I Made a Font!

The story

I’ve always been kind of a type enthusiast, and naturally I dream about making a typeface myself. So when Letterform Archive here in SF opened an online introductory type design course last summer, I snatched the opportunity and signed up. It was hella fun, and hella grind. I would start working on the font after I get off work and not stop until midnight. Kind of addicting, honestly—seeing a font steadily taking shape, and stare at the beautiful letters and think “I made it”.

The instructor Kel and ta Josh are so nice and supportive, and they definitely knows their sh..tuff. The classmates are all so cool and creative. It’s so fun to get to know artists, when you interact with mostly engineers everyday. One of the classmates, Brian, actually started doing type: Fusion Type!

When the course ended I finished the lower and upper case, lining and oldstyle numbers, some symbols and basic diacritics. After the course I didn’t touch it for a few weeks, then added some more symbols and started to add a bold. But eventually the progress almost stalled. I’ve finished the bold for all the letters but couldn’t get myself to finish the bold for all those numbers and symbols, and fix kerning for everything. Doubt also starts creeping in—looking at those beautiful and polished typefaces like William, Clifford, Fern, my font looks more and more like a nervous splotchy mess that doesn’t know what it wants to be. By the end of 2024, I almost give up finishing it.
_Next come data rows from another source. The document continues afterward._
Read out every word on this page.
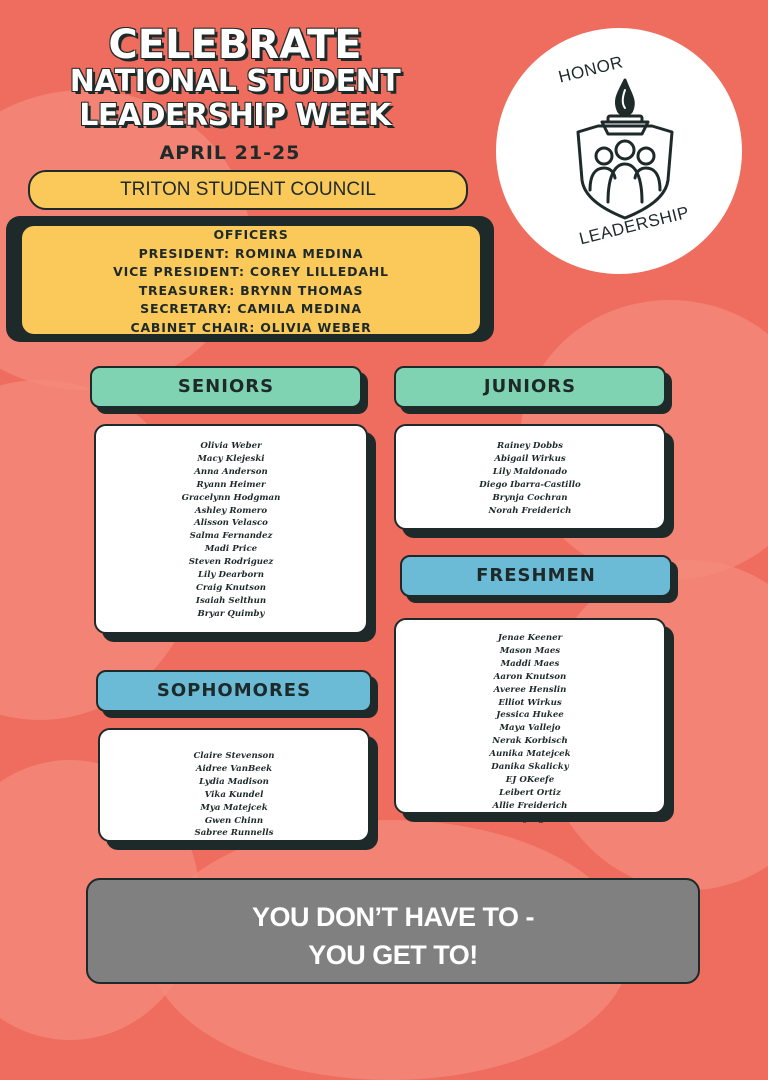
CELEBRATE
NATIONAL STUDENT
LEADERSHIP WEEK
APRIL 21-25
TRITON STUDENT COUNCIL
OFFICERS
PRESIDENT: ROMINA MEDINA
VICE PRESIDENT: COREY LILLEDAHL
TREASURER: BRYNN THOMAS
SECRETARY: CAMILA MEDINA
CABINET CHAIR: OLIVIA WEBER
HONOR
LEADERSHIP
SENIORS
Olivia Weber
Macy Klejeski
Anna Anderson
Ryann Heimer
Gracelynn Hodgman
Ashley Romero
Alisson Velasco
Salma Fernandez
Madi Price
Steven Rodriguez
Lily Dearborn
Craig Knutson
Isaiah Selthun
Bryar Quimby
JUNIORS
Rainey Dobbs
Abigail Wirkus
Lily Maldonado
Diego Ibarra-Castillo
Brynja Cochran
Norah Freiderich
FRESHMEN
Jenae Keener
Mason Maes
Maddi Maes
Aaron Knutson
Averee Henslin
Elliot Wirkus
Jessica Hukee
Maya Vallejo
Nerak Korbisch
Aunika Matejcek
Danika Skalicky
EJ OKeefe
Leibert Ortiz
Allie Freiderich
Henry Ogren
SOPHOMORES
Claire Stevenson
Aidree VanBeek
Lydia Madison
Vika Kundel
Mya Matejcek
Gwen Chinn
Sabree Runnells
YOU DON’T HAVE TO -
YOU GET TO!
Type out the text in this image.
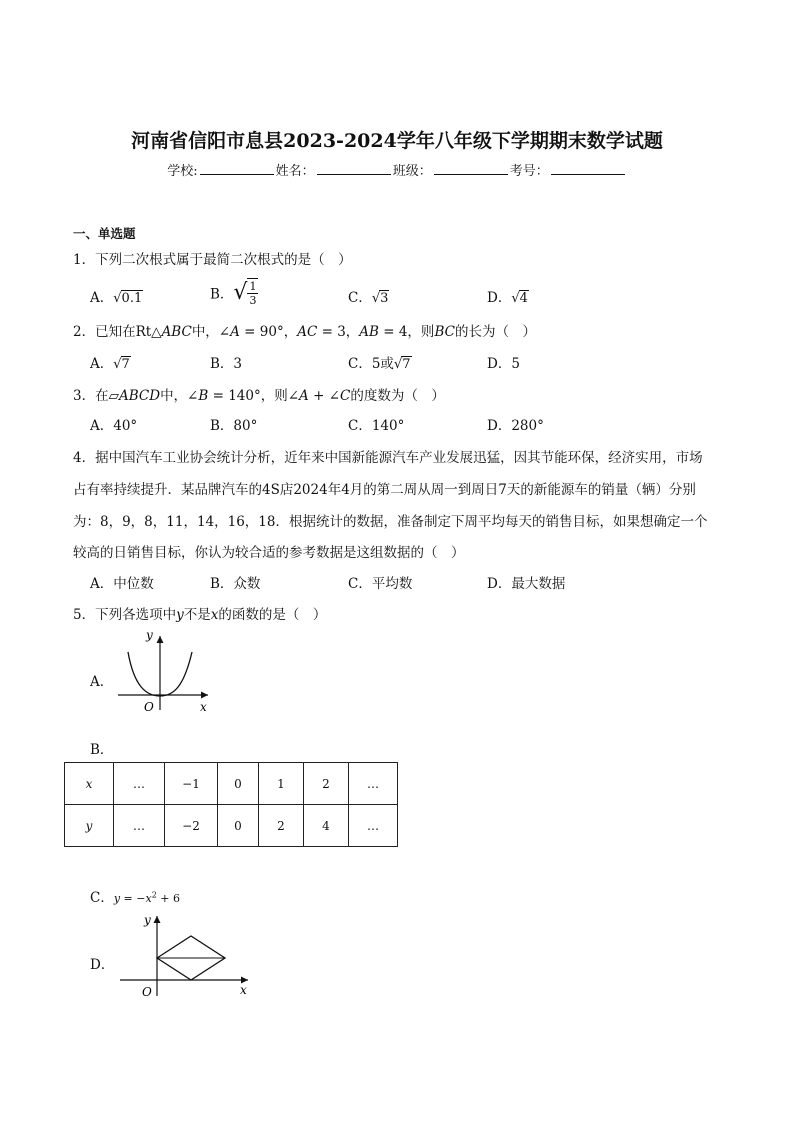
河南省信阳市息县2023-2024学年八年级下学期期末数学试题
学校:	姓名：	班级：	考号：
一、单选题
1．下列二次根式属于最简二次根式的是（　）
A．√0.1	B．√ $\frac{1}{3}$	C．√3	D．√4
2．已知在Rt△ABC中，∠A = 90°，AC = 3，AB = 4，则BC的长为（　）
A．√7	B．3	C．5或√7	D．5
3．在▱ABCD中，∠B = 140°，则∠A + ∠C的度数为（　）
A．40°	B．80°	C．140°	D．280°
4．据中国汽车工业协会统计分析，近年来中国新能源汽车产业发展迅猛，因其节能环保，经济实用，市场
占有率持续提升．某品牌汽车的4S店2024年4月的第二周从周一到周日7天的新能源车的销量（辆）分别
为：8，9，8，11，14，16，18．根据统计的数据，准备制定下周平均每天的销售目标，如果想确定一个
较高的日销售目标，你认为较合适的参考数据是这组数据的（　）
A．中位数	B．众数	C．平均数	D．最大数据
5．下列各选项中y不是x的函数的是（　）
A．
y
x
O
B．
x	…	−1	0	1	2	…
y	…	−2	0	2	4	…
C．$y = -x^2 + 6$
D．
y
x
O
Fast forward to a few days ago, I was reading a newsletter in my mail client, and noticed that the font looks so pretty! I’ve set the default font of my mail client to my font (so I can catch errors and tweak the font in a real setting), but it looked so good that I thought it’s using some other font that the newsletter brought itself. I had to zoom in and look at the letters back and forth before certain that it’s using my font. That encouraged me so much, and I thought I’ll do the “get a garbage out first” strat and just finish it real quick, not dwell on anything, just skip it if I can’t make something work.

It’s been a week, I finished bold for numbers and all the symbols, more-or-less copy-pasted kerning from regular to bold, and added smallcaps using font remix tools. It’s finally ready to be used on my blog! Though definitely not ready for anybody else to use. I haven’t even asked anybody to review the bold for me, because I don’t think it’s presentable for review right now.
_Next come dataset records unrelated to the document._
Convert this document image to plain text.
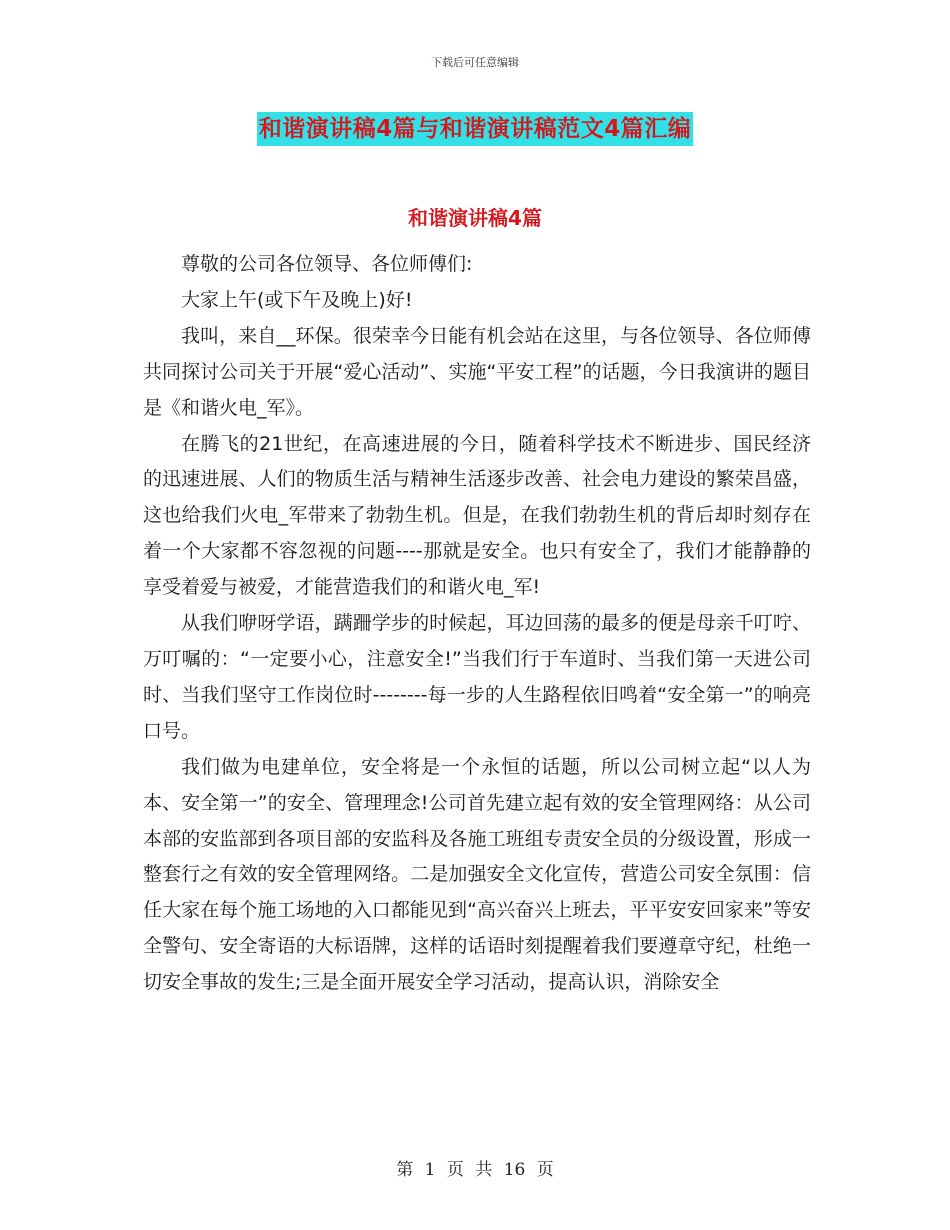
下载后可任意编辑
和谐演讲稿4篇与和谐演讲稿范文4篇汇编
和谐演讲稿4篇

尊敬的公司各位领导、各位师傅们:

大家上午(或下午及晚上)好!

我叫，来自__环保。很荣幸今日能有机会站在这里，与各位领导、各位师傅共同探讨公司关于开展“爱心活动”、实施“平安工程”的话题，今日我演讲的题目是《和谐火电_军》。

在腾飞的21世纪，在高速进展的今日，随着科学技术不断进步、国民经济的迅速进展、人们的物质生活与精神生活逐步改善、社会电力建设的繁荣昌盛，这也给我们火电_军带来了勃勃生机。但是，在我们勃勃生机的背后却时刻存在着一个大家都不容忽视的问题----那就是安全。也只有安全了，我们才能静静的享受着爱与被爱，才能营造我们的和谐火电_军!

从我们咿呀学语，蹒跚学步的时候起，耳边回荡的最多的便是母亲千叮咛、万叮嘱的：“一定要小心，注意安全!”当我们行于车道时、当我们第一天进公司时、当我们坚守工作岗位时--------每一步的人生路程依旧鸣着“安全第一”的响亮口号。

我们做为电建单位，安全将是一个永恒的话题，所以公司树立起“以人为本、安全第一”的安全、管理理念!公司首先建立起有效的安全管理网络：从公司本部的安监部到各项目部的安监科及各施工班组专责安全员的分级设置，形成一整套行之有效的安全管理网络。二是加强安全文化宣传，营造公司安全氛围：信任大家在每个施工场地的入口都能见到“高兴奋兴上班去，平平安安回家来”等安全警句、安全寄语的大标语牌，这样的话语时刻提醒着我们要遵章守纪，杜绝一切安全事故的发生;三是全面开展安全学习活动，提高认识，消除安全

第 1 页 共 16 页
Screenshot of the newsletter that
A screenshot of the February 11, 2025 issue of Letters from an American. Thanks for reigniting me to finish the font :-) Here’s a link to the newsletter.

The font

I call this font Boritina, because people seems to name fonts something-tina a lot, and I want to make a boring body text.

Boritina is basically a mixture of all the features I like for a body text. Before Boritina, I was using Martina Plantijn for this blog. It’s clean as crystal, and has the color I like, but I can envision something that has a bit more flair like a classic Venetian typeface—the slanted bar of e, the longer stems, the extended tail of Q, the warmer feeling, the dagger, etc. On the other hand, old Venetian often are too thin and delicate, and a x-height as low as classic Venetian’s is a bit inconvenient for modern settings. I want the robustness of Plantin, and other modern features so the font doesn’t look out-of-place even for a technical blog like this one.

I stole the skeleton from Jenson’s roman, but relaxed the aperture and shortened the x-height. I maintained a low contrast, and kept a tiny bit of remnant of pen strokes, to capture that humane warmth, while not appearing too old. The curves are largely very simplistic, but I added a tiny bit of personality in the bowl of B, R, and D, and in the serif of G and S. So when you look up close, it’s not completely boring. R, Q, J all have very extended tails, which I like; together with the wider capitals, they make the font spacious and extended and comfortable—some of the “workhorse” body text typefaces tends to have very short descenders and cramped tails and feet, which I sometimes find a bit uncomfortable. In this day and age, page count isn’t an issue anymore, so I say we deserve some more room.

Another guardrail—or limitation, depends on how you see it—that I set for myself is to make the counterspace as pretty as the strokes are. If you look at the inside of h, n, m, the triangles of x, v, y, w, the bowl of b, p, q, d, or inside and around the capitals, they are pretty shapes.

To see the font in action, well, you’ve been seeing it in action, since this blog now uses Boritina (it still uses Margina Plantijn for italics). I might make a specimen/showcase page for Boritina later.